I put the spoon in my mouth, deposited the contents, chewed, tasted onions, swallowed them, and then thought a bit.

It wasn’t like an epiphany of maturity. It was more like I tipped my mental hat in acknowledgement that onions might be…‘Okay.’ As my mouth and stomach further processed the portion, my mind thought perhaps another taste – just to do justice to this experiment. ‘Okay’ easily got upgraded to ‘not bad.’

I don’t know if I was fighting the recognition of impending maturity or rebelling against the prospect of being wrong, but I decided to keep my onion experience to myself. I put the spoon down and walked away. Content with my new knowledge and childishly sure I could keep it secret.

But it’s hard to hide a habit like onions. It didn’t take long for my family to notice their inclusion in my meagre meal repertoire. Soon, I fully came out of my netting and embraced my inner onion-loving self.

As I grew, so too did my love of that beautiful bulge, that noble nodule, that pungent protuberance, that savoury swelling, that tasty tuber – the lovely onion. The edible was elevated in my estimation. No longer was the onion a minion in the kitchen.
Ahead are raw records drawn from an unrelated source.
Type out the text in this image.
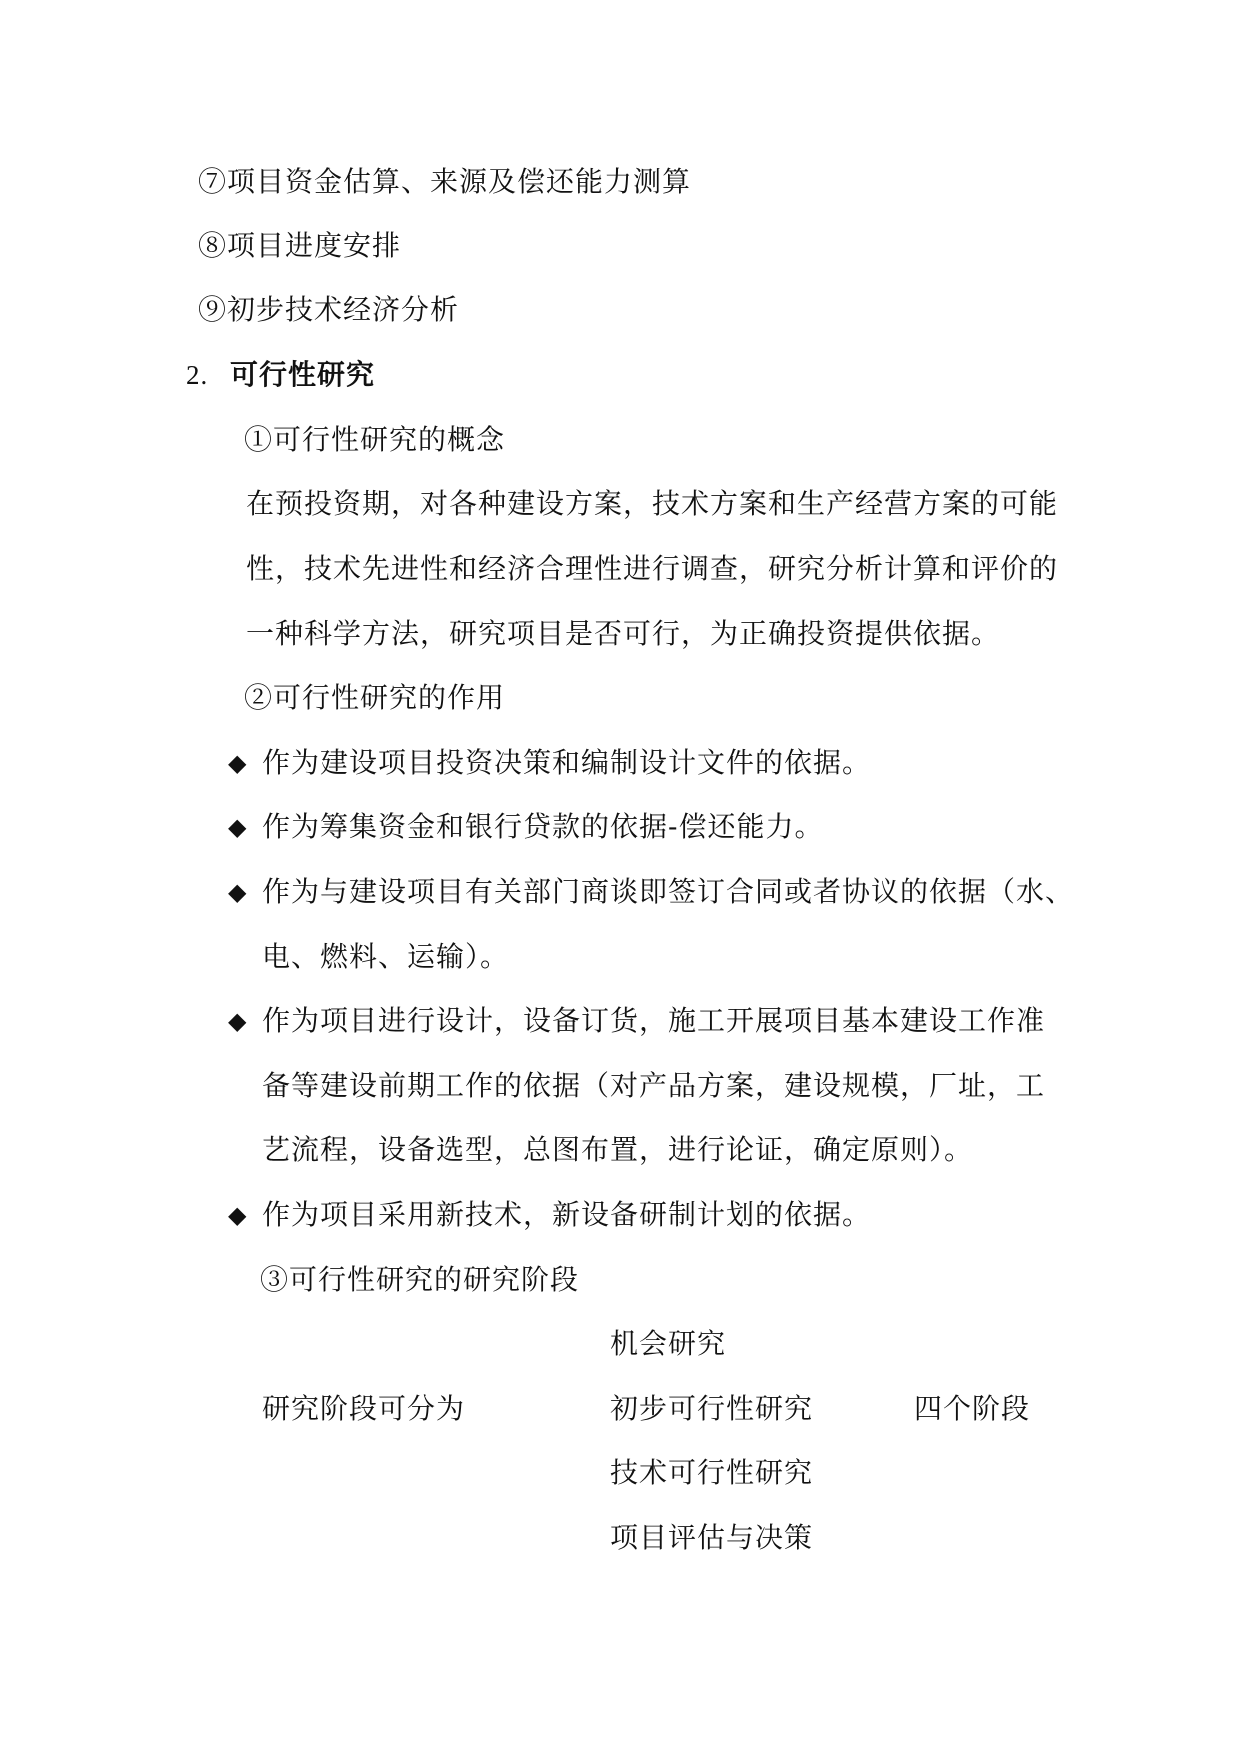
⑦项目资金估算、来源及偿还能力测算
⑧项目进度安排
⑨初步技术经济分析
2. 可行性研究
①可行性研究的概念
在预投资期，对各种建设方案，技术方案和生产经营方案的可能
性，技术先进性和经济合理性进行调查，研究分析计算和评价的
一种科学方法，研究项目是否可行，为正确投资提供依据。
②可行性研究的作用
◆ 作为建设项目投资决策和编制设计文件的依据。
◆ 作为筹集资金和银行贷款的依据-偿还能力。
◆ 作为与建设项目有关部门商谈即签订合同或者协议的依据（水、
电、燃料、运输）。
◆ 作为项目进行设计，设备订货，施工开展项目基本建设工作准
备等建设前期工作的依据（对产品方案，建设规模，厂址，工
艺流程，设备选型，总图布置，进行论证，确定原则）。
◆ 作为项目采用新技术，新设备研制计划的依据。
③可行性研究的研究阶段
机会研究
研究阶段可分为	初步可行性研究	四个阶段
技术可行性研究
项目评估与决策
For me, it became the king.

Raw and crisp, or soft and caramelized, sautéed, baked or fried, souped or saladed, on top of or inside, accompanying eggs, with peppers, or on steak, I can’t imagine them not in my kitchen or absent from my plate. Whether purple, white, or yellow; strong, mild, or mellow – the onion is my savoury maker – it makes almost anything taste better!

But I digress in my praise of this aromatic gastric – I had a point to make in this particular address.

In life, we don’t always like to take the advice of our elders, or acknowledge the wisdom of their experience. And in this case, I can safely say that the liking of onions is not a rite of passage or an attainment of actual maturity, but it is definitely a right of palate and an opening to a world of culinary diversity.

In the end, of course, mom was right all along. With maturity comes onions.